Résumée en quelques lignes, chaque époque contient son lot de problèmes insolubles et l’annonce de catastrophes définitives à venir. Il n’est pas possible d’appliquer à l’Histoire le déterminisme des sciences et rien ne peut être définitif dans les perspectives d’une situation même si elle a été justement posée. Cette Histoire est façonnée par la liberté des hommes qui la construisent mais nous avons souvent le sentiment d’être un petit bouchon de liège pris sur les flots de cette histoire qui nous emporte.
Une génération inquiète
Une vaste étude publiée par The Lancet Planetary Health a été menée auprès des jeunes sur le climat (7/9/21). Le pessimisme domine concernant l’avenir : trois quarts des jeunes sondés pensent que le futur est effrayant et plus de 50% estime que l’humanité est condamnée. L’éco-anxiété frappe cette génération des 16-25 ans et les chercheurs alertent sur la santé mentale des jeunes en raison de cette inquiétude face au climat. Bien sûr on pourrait répondre qu’ils n’ont pas encore l’âge de s’inquiéter d’autre chose et que d’autres problèmes prendront le pas sur leur anxiété en vieillissant. Mais cette étude menée dans dix pays (Australie, Brésil, France, Finlande, Inde, Nigéria, Philippines, Portugal, Royaume-Uni, États-Unis) nous oblige à prendre en compte l’inquiétude de cette génération, inquiétude qui nous a été épargnée quand nous étions jeunes.
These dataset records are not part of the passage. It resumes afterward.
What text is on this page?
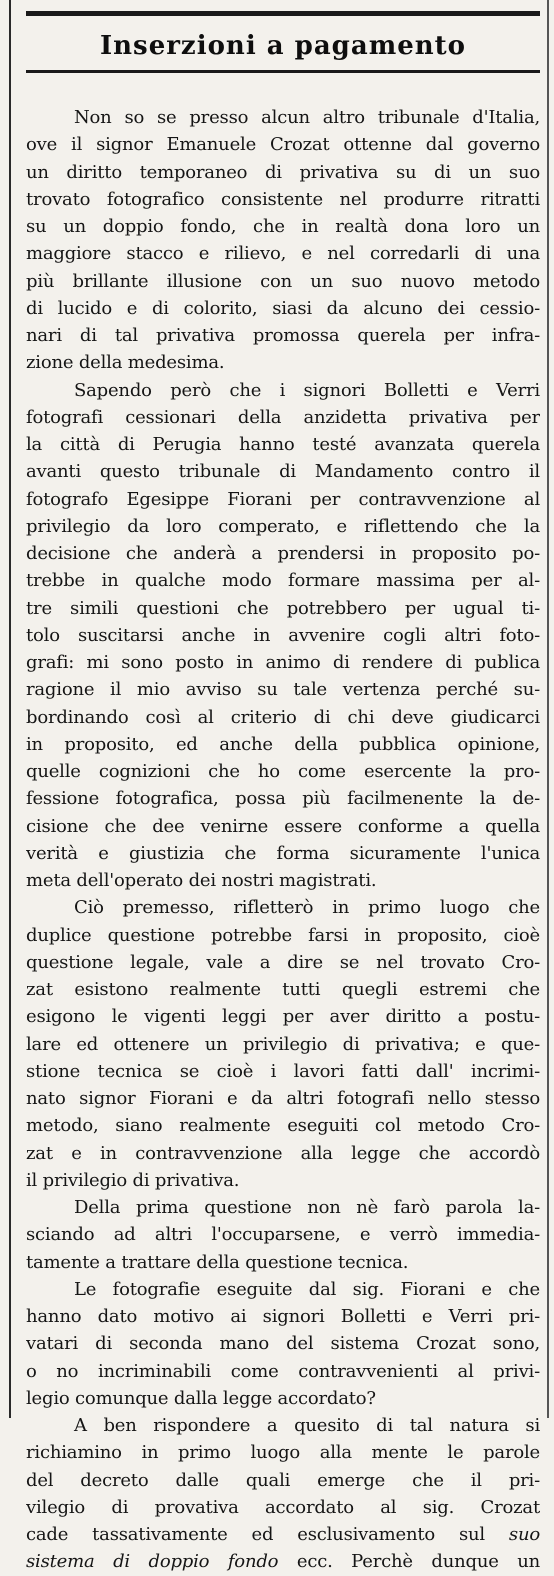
Inserzioni a pagamento
Non so se presso alcun altro tribunale d'Italia,
ove il signor Emanuele Crozat ottenne dal governo
un diritto temporaneo di privativa su di un suo
trovato fotografico consistente nel produrre ritratti
su un doppio fondo, che in realtà dona loro un
maggiore stacco e rilievo, e nel corredarli di una
più brillante illusione con un suo nuovo metodo
di lucido e di colorito, siasi da alcuno dei cessio-
nari di tal privativa promossa querela per infra-
zione della medesima.
Sapendo però che i signori Bolletti e Verri
fotografi cessionari della anzidetta privativa per
la città di Perugia hanno testé avanzata querela
avanti questo tribunale di Mandamento contro il
fotografo Egesippe Fiorani per contravvenzione al
privilegio da loro comperato, e riflettendo che la
decisione che anderà a prendersi in proposito po-
trebbe in qualche modo formare massima per al-
tre simili questioni che potrebbero per ugual ti-
tolo suscitarsi anche in avvenire cogli altri foto-
grafi: mi sono posto in animo di rendere di publica
ragione il mio avviso su tale vertenza perché su-
bordinando così al criterio di chi deve giudicarci
in proposito, ed anche della pubblica opinione,
quelle cognizioni che ho come esercente la pro-
fessione fotografica, possa più facilmenente la de-
cisione che dee venirne essere conforme a quella
verità e giustizia che forma sicuramente l'unica
meta dell'operato dei nostri magistrati.
Ciò premesso, rifletterò in primo luogo che
duplice questione potrebbe farsi in proposito, cioè
questione legale, vale a dire se nel trovato Cro-
zat esistono realmente tutti quegli estremi che
esigono le vigenti leggi per aver diritto a postu-
lare ed ottenere un privilegio di privativa; e que-
stione tecnica se cioè i lavori fatti dall' incrimi-
nato signor Fiorani e da altri fotografi nello stesso
metodo, siano realmente eseguiti col metodo Cro-
zat e in contravvenzione alla legge che accordò
il privilegio di privativa.
Della prima questione non nè farò parola la-
sciando ad altri l'occuparsene, e verrò immedia-
tamente a trattare della questione tecnica.
Le fotografie eseguite dal sig. Fiorani e che
hanno dato motivo ai signori Bolletti e Verri pri-
vatari di seconda mano del sistema Crozat sono,
o no incriminabili come contravvenienti al privi-
legio comunque dalla legge accordato?
A ben rispondere a quesito di tal natura si
richiamino in primo luogo alla mente le parole
del decreto dalle quali emerge che il pri-
vilegio di provativa accordato al sig. Crozat
cade tassativamente ed esclusivamento sul suo
sistema di doppio fondo ecc. Perchè dunque un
Il serait facile de balayer d’un revers de la main ce souci en leur montrant qu’il y a des problèmes bien plus graves, aujourd’hui et pour l’avenir du monde, ou prendre une posture éco-sceptique qui épargne de poser les vraies questions. Les “adultes” ne seraient-ils pas aveuglés par leur conscience des problèmes passés et qui ont été plus ou moins réglés au fil des siècles pour ne plus pouvoir discerner les problèmes à venir et auxquels nous n’avons jamais été confrontés ? Par ailleurs, il s’agit d’une urgence planétaire et non plus simplement de sursauts politiques d’une nation ou d’un continent. La mondialisation qui avait commencée avec les premières guerres mondiales il y a cent ans se poursuit par une mondialisation des échanges médiatiques et économiques, mais aussi une mondialisation des problèmes écologiques.
La réponse de l’écologie intégrale
Les problèmes du passé se réglaient par une guerre, des rétorsions économiques, l’envahissement du prédateur ou différentes actions qui renversaient les tyrans. Cette panoplie à la disposition des peuples pour faire advenir un monde meilleur semble être une boîte à outils inutile aux problèmes écologiques qui se posent et nous ne pouvons pas rassurer les jeunes générations en leur disant que nous allons envahir la Chine qui pollue trop (!) ou en leur disant que leur vote sera capital alors que la France ne représente qu’1% de la production mondiale de CO2. Ils sentent bien qu’un problème global nécessite une réponse globale et leur sentiment d’impuissance n’en est qu’accru.
La parole du Christ donne la vie et à chaque époque nous sommes ces porteurs d’espérance et nous pouvons changer le monde.
Mais un chrétien dira que la situation est juste normalement catastrophique : notre espérance chrétienne peut leur offrir une prise de conscience sur une nécessaire écologie intégrale qui seule permettra la résolution de ces problèmes et l’apaisement de leur anxiété. Là encore, Laudato Si’ doit être étudié et proposé aux jeunes générations comme un ferment d’espérance chrétienne pour les problèmes de notre temps et d’espérance existentielle pour leur vie personnelle. Ne laissons pas nos jeunes dans l’anxiété d’une vie qui n’a pas de sens et dont l’avenir semble condamné par des problèmes mondiaux : la parole du Christ donne la vie et à chaque époque nous sommes ces porteurs d’espérance et nous pouvons changer le monde. Notre salut ne vient pas de la Terre mais la Terre — jusqu’à notre propre existence — nous est donnée par Dieu : c’est dans cette structuration de nos responsabilités et de notre vocation que nous pouvons et devons à la fois agir et être apaisés.